Limbes suivi de Ronces
Limbes décrit une ville tentaculaire, ravagée par la misère et le chômage. L'espace urbain s'est décomposé au fil du temps en friches industrielles. C'est dans le quartier des abattoirs qu'enfants, puis adolescents, Mona, Lucas et Samuel se sont connus et sont devenus inséparables. Même si Mona - « l’enfant-machine » - est miné par la maladie mentale, suscitant le rejet, la peur et la honte, elle devient le centre de l'existence de Lucas et Samuel. Ronces est une variation sur l’univers et la vie du poète Georg Trakl. Le récit se situe pendant le Première Guerre mondiale. Il ne cherche cependant pas à refléter une vérité factuelle et historique. On sait la relation fusionnelle et torturée qui unissait Trakl à sa soeur Margarethe - Grete. Du fond de son lit d'hôpital, Grete s'adresse à son frère. Deux roman-poèmes à la frontière du fantastique et du réel. 205 p. 15 euros. Isbn : 9782862312415
Jean-Michel Maubert vit dans le Finistère. Il enseigne la philosophie. Maurice Nadeau a édité son premier roman, Idiome. Il publie nouvelles et poèmes dans des revues.
Extrait
Lucas est mort ce matin. Je devais passer la journée avec lui. J’apportais, comme souvent, un peu de café. Au fond de moi, je savais que cela arriverait. Son corps sans vie était immobile dans l’escalier qui menait chez lui. J’ai appelé des secours. Ils n’ont pas pu le ranimer.
Son coeur a lâché, d’après le légiste qui l’a examiné. Une cigarette jaune éteinte aux lèvres, un visage en lame de couteau, il manipulait le corps de Lucas avec des gestes presque délicats. En quittant la morgue j’ai marché au hasard, jusqu’à la nuit. J’ai toujours les clés de son appartement.

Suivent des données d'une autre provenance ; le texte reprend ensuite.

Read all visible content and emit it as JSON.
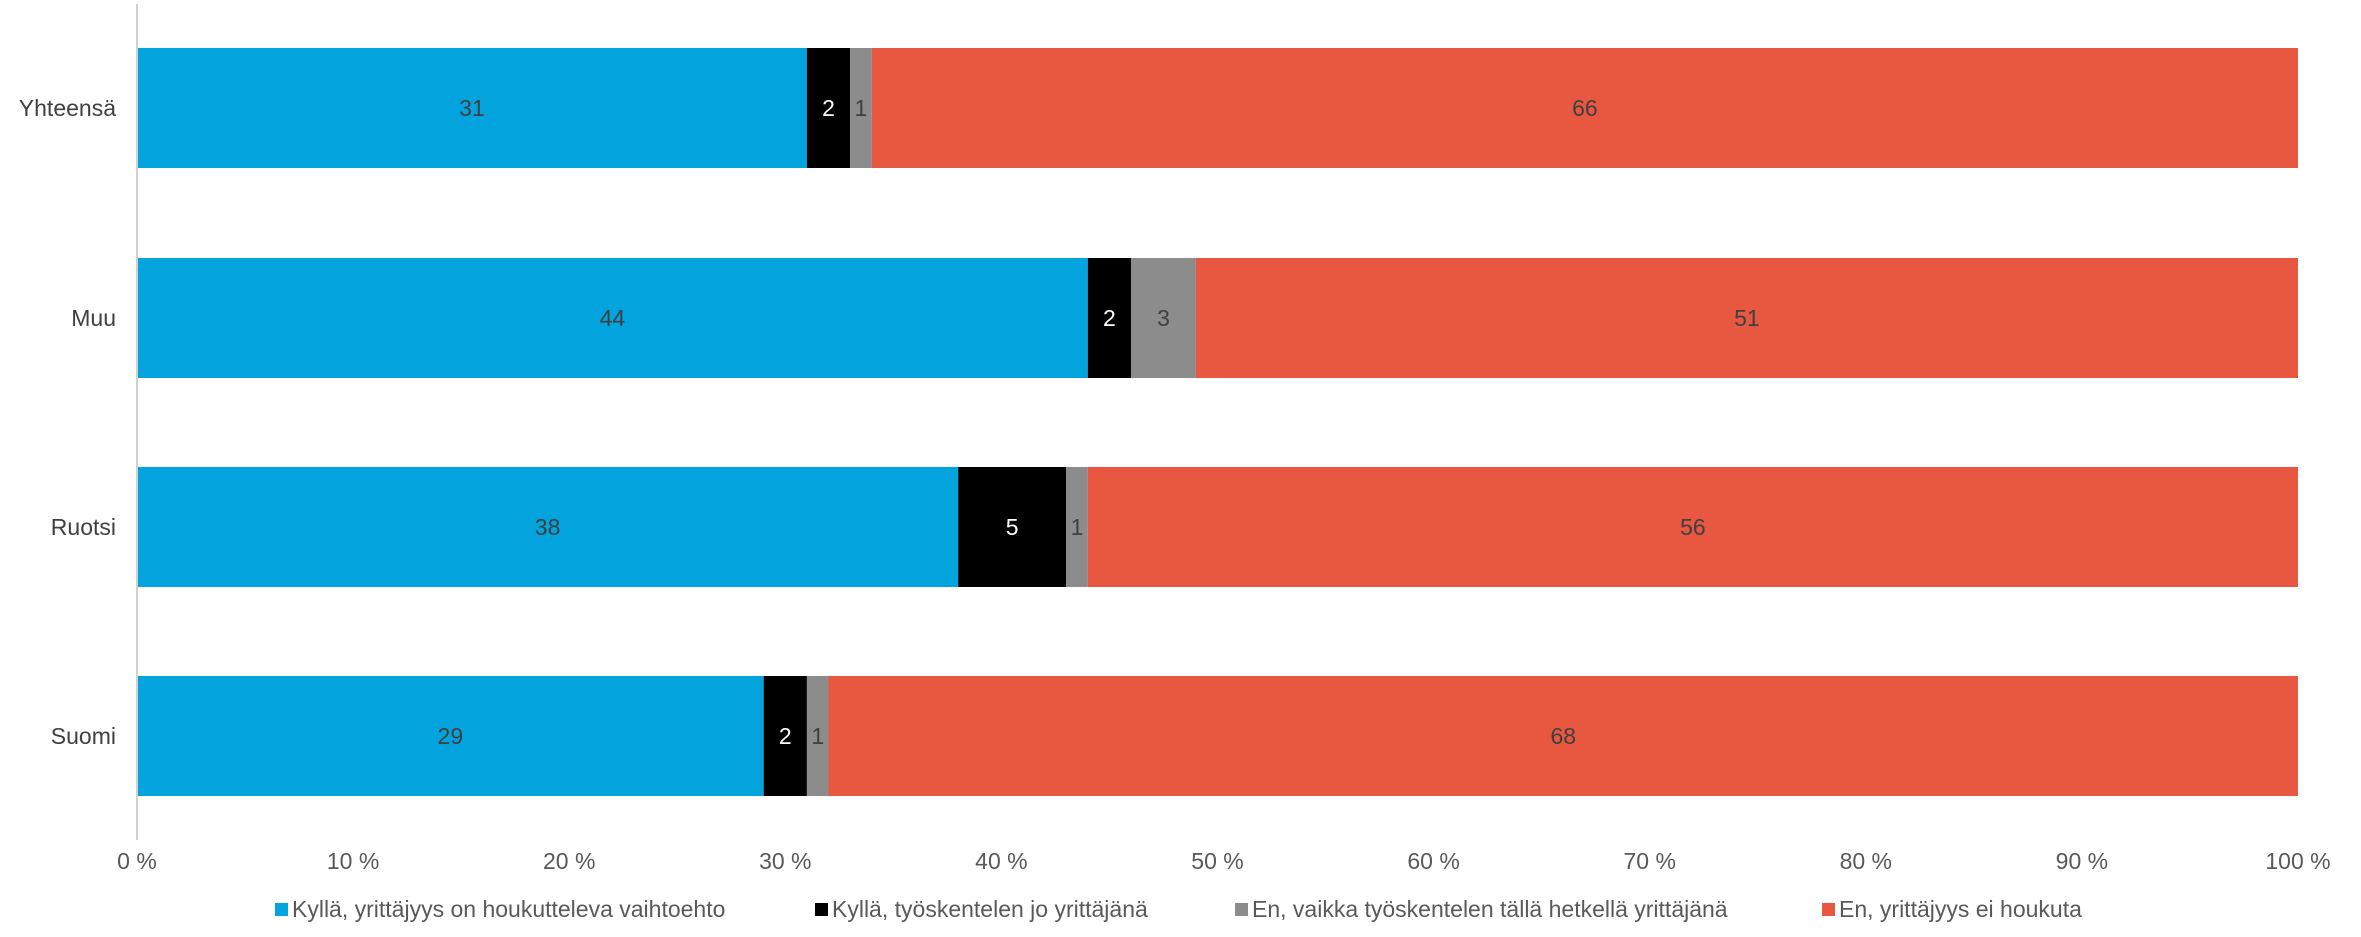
{
  "chart_data": {
    "type": "bar",
    "orientation": "horizontal",
    "stacked": "percent",
    "categories": [
      "Yhteensä",
      "Muu",
      "Ruotsi",
      "Suomi"
    ],
    "series": [
      {
        "name": "Kyllä, yrittäjyys on houkutteleva vaihtoehto",
        "color": "#03a3dd",
        "label_color": "#404040",
        "values": [
          31,
          44,
          38,
          29
        ]
      },
      {
        "name": "Kyllä, työskentelen jo yrittäjänä",
        "color": "#000000",
        "label_color": "#ffffff",
        "values": [
          2,
          2,
          5,
          2
        ]
      },
      {
        "name": "En, vaikka työskentelen tällä hetkellä yrittäjänä",
        "color": "#8c8c8c",
        "label_color": "#404040",
        "values": [
          1,
          3,
          1,
          1
        ]
      },
      {
        "name": "En, yrittäjyys ei houkuta",
        "color": "#e8573f",
        "label_color": "#404040",
        "values": [
          66,
          51,
          56,
          68
        ]
      }
    ],
    "xlim": [
      0,
      100
    ],
    "x_ticks": [
      "0 %",
      "10 %",
      "20 %",
      "30 %",
      "40 %",
      "50 %",
      "60 %",
      "70 %",
      "80 %",
      "90 %",
      "100 %"
    ],
    "grid": false,
    "legend": "bottom",
    "title": "",
    "xlabel": "",
    "ylabel": ""
  }
}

La nuit précédente, je m’étais éveillé brusquement, hagard, les membres glacés, rongé par une vision lancinante : je voyais Lucas mourir comme une bête, égorgé, son corps laissé à l’abandon dans un terrain vague, au milieu des herbes hautes, des carcasses de voitures, de chiens sombres, maigres et avides, cherchant leur pitance. Incapable de l’arracher à la mort, je restais près de lui, le berçant comme une mère berce son enfant. Cette scène, depuis quelque temps, revenait nuit après nuit, empoisonnant mon sommeil. Après la disparition de Mona, c’est Lucas maintenant que je perdais.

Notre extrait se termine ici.